Stockbridge — We have learned that the poet, columnist and artist Michelle Gillett of Stockbridge died this morning, February 11.
We have known and admired Michelle, and her work, for the past two decades, as a weekly columnist for the Berkshire Eagle, as poet whose poetry we have published on The Edge, and as an accomplished painter whose creations we would watch as they emerged in the studio of the artist Joan Griswold.
A full obituary will follow shortly, but in tribute to Michelle’s true gifts as a poet and artist, and to her wonderfully generous spirit that she shared with others, including with my son Davy at Muddy Brook Elementary School where she volunteered to coach young writers in the art of poetry, we offer here a poem of hers that we published last year:
Not There
As we drive past Benedict Pond, you make me stop the car.
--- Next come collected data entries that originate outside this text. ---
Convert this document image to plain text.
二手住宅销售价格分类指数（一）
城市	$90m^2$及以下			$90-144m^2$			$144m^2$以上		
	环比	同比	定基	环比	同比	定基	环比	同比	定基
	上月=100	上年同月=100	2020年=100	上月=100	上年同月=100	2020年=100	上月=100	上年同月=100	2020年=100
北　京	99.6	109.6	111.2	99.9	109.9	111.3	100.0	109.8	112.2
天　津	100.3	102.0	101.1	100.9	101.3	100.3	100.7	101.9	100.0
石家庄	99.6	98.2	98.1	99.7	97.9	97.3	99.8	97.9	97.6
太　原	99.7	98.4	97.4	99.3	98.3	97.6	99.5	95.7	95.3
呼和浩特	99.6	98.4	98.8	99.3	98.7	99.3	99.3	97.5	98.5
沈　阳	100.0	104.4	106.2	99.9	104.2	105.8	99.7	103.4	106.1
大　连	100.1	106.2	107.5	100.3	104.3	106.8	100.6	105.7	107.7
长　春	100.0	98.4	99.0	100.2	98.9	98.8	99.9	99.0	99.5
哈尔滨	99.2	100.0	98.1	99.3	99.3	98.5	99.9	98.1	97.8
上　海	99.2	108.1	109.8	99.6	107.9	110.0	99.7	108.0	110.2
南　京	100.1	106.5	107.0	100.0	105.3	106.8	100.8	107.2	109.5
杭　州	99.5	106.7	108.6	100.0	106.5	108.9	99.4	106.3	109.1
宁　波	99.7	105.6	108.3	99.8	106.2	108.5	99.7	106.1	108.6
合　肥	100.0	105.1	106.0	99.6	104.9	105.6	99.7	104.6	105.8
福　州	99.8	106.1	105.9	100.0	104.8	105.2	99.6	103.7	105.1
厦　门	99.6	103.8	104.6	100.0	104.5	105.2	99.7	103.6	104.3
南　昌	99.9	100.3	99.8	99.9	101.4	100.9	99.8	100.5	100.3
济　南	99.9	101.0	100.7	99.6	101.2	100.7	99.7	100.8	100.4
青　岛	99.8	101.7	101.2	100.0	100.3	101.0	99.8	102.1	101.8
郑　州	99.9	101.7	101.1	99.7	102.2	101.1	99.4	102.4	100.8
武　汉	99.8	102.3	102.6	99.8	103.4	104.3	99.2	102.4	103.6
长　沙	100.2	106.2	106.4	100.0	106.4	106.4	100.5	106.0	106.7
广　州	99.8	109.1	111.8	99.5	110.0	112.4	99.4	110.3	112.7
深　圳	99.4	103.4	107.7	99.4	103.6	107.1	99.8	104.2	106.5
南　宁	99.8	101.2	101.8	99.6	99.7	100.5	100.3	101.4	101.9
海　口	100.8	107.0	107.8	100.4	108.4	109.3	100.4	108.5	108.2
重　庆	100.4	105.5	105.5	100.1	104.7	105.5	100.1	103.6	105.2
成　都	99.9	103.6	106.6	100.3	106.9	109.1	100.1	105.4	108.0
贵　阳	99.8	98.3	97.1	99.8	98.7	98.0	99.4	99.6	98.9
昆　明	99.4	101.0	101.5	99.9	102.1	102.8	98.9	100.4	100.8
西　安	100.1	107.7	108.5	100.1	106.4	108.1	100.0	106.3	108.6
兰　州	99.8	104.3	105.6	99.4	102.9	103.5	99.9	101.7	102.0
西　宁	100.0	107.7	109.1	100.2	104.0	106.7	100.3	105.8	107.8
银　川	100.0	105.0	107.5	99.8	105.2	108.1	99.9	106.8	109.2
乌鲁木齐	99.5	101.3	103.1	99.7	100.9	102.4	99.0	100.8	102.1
Listen, you say, a loon. But it is only the day
lifting out of its surfaces — yellow lilies
floating on the water, shade occupying the trees,
the kind of clarity that comes when there is no more
to say and we invent other sounds.
What do we need to hear beyond our stories,
to make this afternoon singular among the ones that go
so un-oracled they become the same
repeated notes? It is always dangerous to move
deeper into that forest of listening, always easy
to get lost in what is not there. The loon’s song
sounds like laughter when it means alarm,
but we imagine happiness — a mistake we can’t help stopping for.